It’s been a while, hasn’t it?
Life after my grandpa’s passing has not been slow. In a way I’m glad it hasn’t been. I know myself and if I were having a slow day at the office or a lazy day at home, I’d be ruminating in my feelings and nothing productive would get done. Grandpa was a doer, and his voice in my head would be asking me why I’m not making money or cleaning up the wad of cat hair Marina scratched off herself and left in the living room.
So in the past week and a half it’s been back to work, taking note of the developments there that should affect my future for the better, and keeping my head down. There’s also been a day off for my yearly optometrist visit and getting my dental cleaning. I’m pleased to report my eyes are doing great and surprisingly enough, I didn’t have any cavities. I have been living on more coffee than normal over the last month, and hot cocoa is my winter staple. While delicious, neither one of those are good for avoiding yellow stains on teeth.
I finally have my Christmas tree and decorations down. I never realized how much stuff I actually own until I had to look for the storage containers, then play Jenga to get those all stacked just right in the storage closet. Marina was fascinated by all this.
Yesterday I got my roots touched up. I know it’s normal for blonde hair to darken in the winter, but frankly – normal is overrated as hell. In 30 years I can prioritize looking normal or natural, but at age 30, I’m still a vibrant bombshell and I’m going to look the part.
So slowly but surely, a part of my life is moving forward. I don’t want to say I’m moving on because I don’t think that’s ever really possible. I’m moving forward, trying to find joy and pinpoint meaning in each day, and carrying Grandpa’s voice and spirit within me. His voice was really talking to me yesterday.
One of my favorite spots in Columbus is the Columbus Museum of Art. I couldn’t remember the last time I’d been to the CMA. I want to say it was right before the pandemic shut the world down. The museum is free on Sunday, so during cold weather season I used to go on day dates there and take in the art.

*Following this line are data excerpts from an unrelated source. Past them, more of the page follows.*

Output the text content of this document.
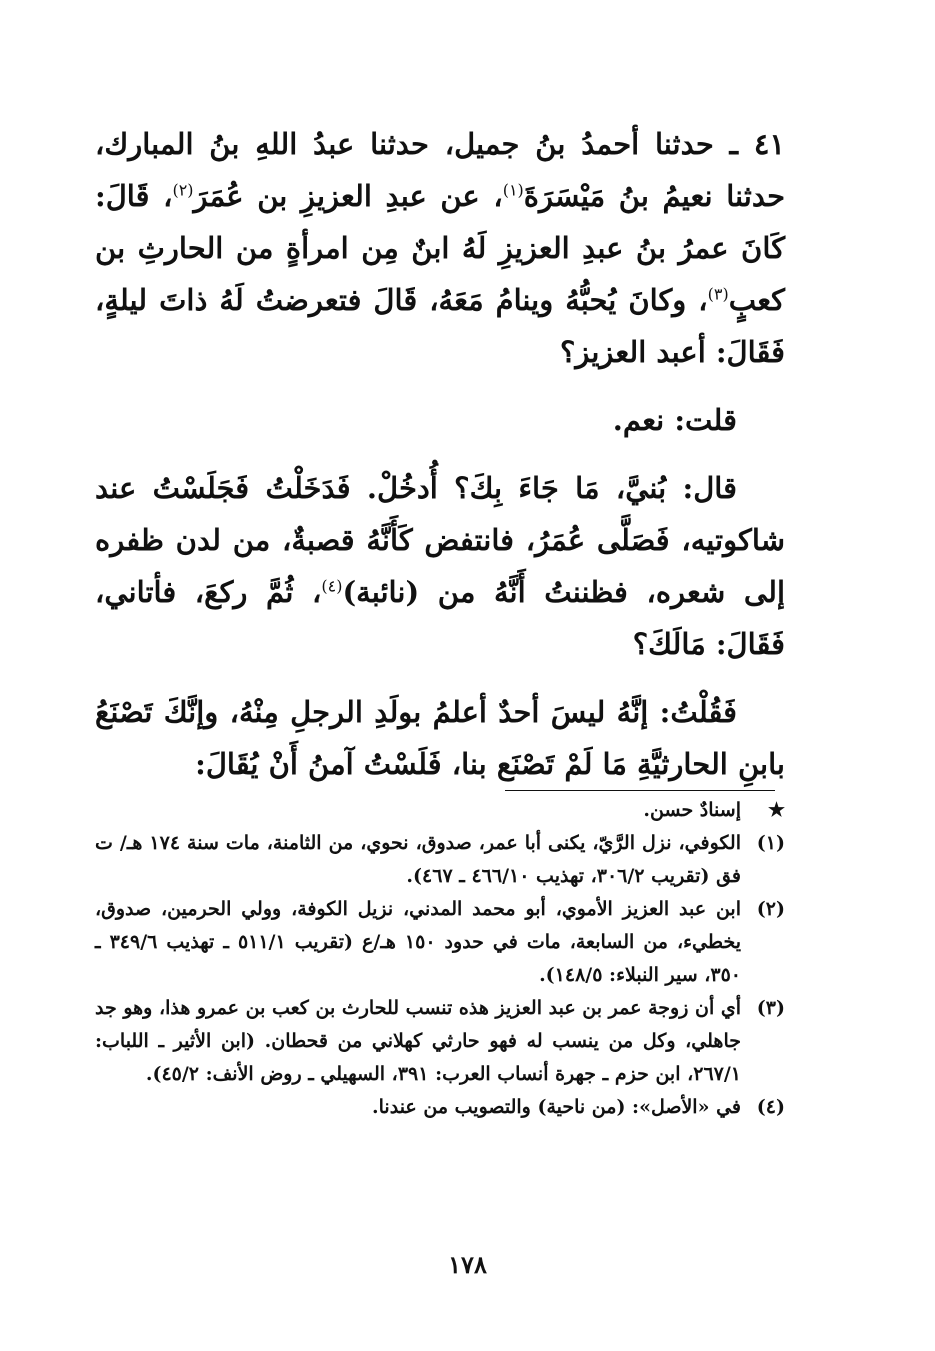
٤١ ـ حدثنا أحمدُ بنُ جميل، حدثنا عبدُ اللهِ بنُ المبارك، حدثنا نعيمُ بنُ مَيْسَرَةَ$^{(١)}$، عن عبدِ العزيزِ بن عُمَرَ$^{(٢)}$، قَالَ: كَانَ عمرُ بنُ عبدِ العزيزِ لَهُ ابنٌ مِن امرأةٍ من الحارثِ بن كعبٍ$^{(٣)}$، وكانَ يُحبُّهُ وينامُ مَعَهُ، قَالَ فتعرضتُ لَهُ ذاتَ ليلةٍ، فَقَالَ: أعبد العزيز؟

قلت: نعم.

قال: بُنيَّ، مَا جَاءَ بِكَ؟ أُدخُلْ. فَدَخَلْتُ فَجَلَسْتُ عند شاكوتيه، فَصَلَّى عُمَرُ، فانتفض كَأَنَّهُ قصبةٌ، من لدن ظفره إلى شعره، فظننتُ أَنَّهُ من (نائبة)$^{(٤)}$، ثُمَّ ركعَ، فأتاني، فَقَالَ: مَالَكَ؟

فَقُلْتُ: إنَّهُ ليسَ أحدٌ أعلمُ بولَدِ الرجلِ مِنْهُ، وإنَّكَ تَصْنَعُ بابنِ الحارثيَّةِ مَا لَمْ تَصْنَع بنا، فَلَسْتُ آمنُ أَنْ يُقَالَ:

★
إسنادٌ حسن.
(١)
الكوفي، نزل الرَّيّ، يكنى أبا عمر، صدوق، نحوي، من الثامنة، مات سنة ١٧٤ هـ/ ت فق (تقريب ٣٠٦/٢، تهذيب ٤٦٦/١٠ ـ ٤٦٧).
(٢)
ابن عبد العزيز الأموي، أبو محمد المدني، نزيل الكوفة، وولي الحرمين، صدوق، يخطيء، من السابعة، مات في حدود ١٥٠ هـ/ع (تقريب ٥١١/١ ـ تهذيب ٣٤٩/٦ ـ ٣٥٠، سير النبلاء: ١٤٨/٥).
(٣)
أي أن زوجة عمر بن عبد العزيز هذه تنسب للحارث بن كعب بن عمرو هذا، وهو جد جاهلي، وكل من ينسب له فهو حارثي كهلاني من قحطان. (ابن الأثير ـ اللباب: ٢٦٧/١، ابن حزم ـ جهرة أنساب العرب: ٣٩١، السهيلي ـ روض الأنف: ٤٥/٢).
(٤)
في «الأصل»: (من ناحية) والتصويب من عندنا.
١٧٨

I was vaguely aware of a Van Gogh exhibit at the museum and told myself I’d go there sometime this month, since the exhibit is ending on Feb. 6th. Yesterday evening into the early morning hours we were supposed to have snow roll in, so if I was going to the museum it pretty much had to be Sunday afternoon after my hair appointment.
I just happened to make it to the CMA in perfect time, getting into the last tour group of the day.
“Through Vincent’s Eyes: Van Gogh and His Sources” was more than I could have imagined. I’m addition to 17 pieces of Van Gogh’s work, the exhibit included the art of his sources, such as Camille Pissarro, Edouard Manet and Ary Scheffer.
I’m a sucker for flowers, and fell in love with “Roses” by Van Gogh. The light, delicate swirls of green remind me of peridot, which happens to be both my mom and Grandpa’s birthstone. I thought of him when I saw the painting and felt he was present with me in the gallery.

“Poppies” reminded me of the days ahead – sunny, vibrant, fun again. I sent that picture to Mom and she loved it.
Actually, there wasn’t a piece there that I didn’t love. Van Gogh’s paintings remind me of the area I grew up in – rural, just outside of a small town, with a field that backs up to my folks’ place. Off in the distance of the field is a small patch of woods. On clear nights you can hear coyotes out there, and during the daylight you’ll occasionally see a Cooper’s hawk fly overhead. My folks sometimes go out in the field with their little dog Buddy, although they can never wander too far. Buddy’s legs are pretty short and he never really stopped being the baby, so his adventures never go too far away from the house.
Walking through the gallery and seeing the rustic landscapes made me nostalgic. I thought about my family, both my parents and my grandparents. Grandpa planted numerous trees on their property and created The Weedy Patch. Walking through the Patch or even the side yard wasn’t too far off from the woods Van Gogh painted.

Overall, “Through Vincent’s Eyes” was extraordinary. I didn’t plan on writing a true “review” per se, but if I could give you all a quick recommendation: 10/10, five stars and two thumbs very up.
It was magical, it was moving and it transported me to a place in my own mind I didn’t think I would go. It transported someplace warm, comforting and heartwarming. Beauty is a fine thing, but when you feel art in your soul, that’s a completely different, wonderful experience.
So to my Columbus locals – do whatever you need to do to see “Through Vincent’s Eyes.” The exhibit’s last weekend is Feb. 4th – 6th. I’ve included the museum’s website here so you can find more visitors information.
To everyone else – I appreciate you all waiting for me to come back. I hope you all have a great week ahead and experience joy in whatever form in your own life.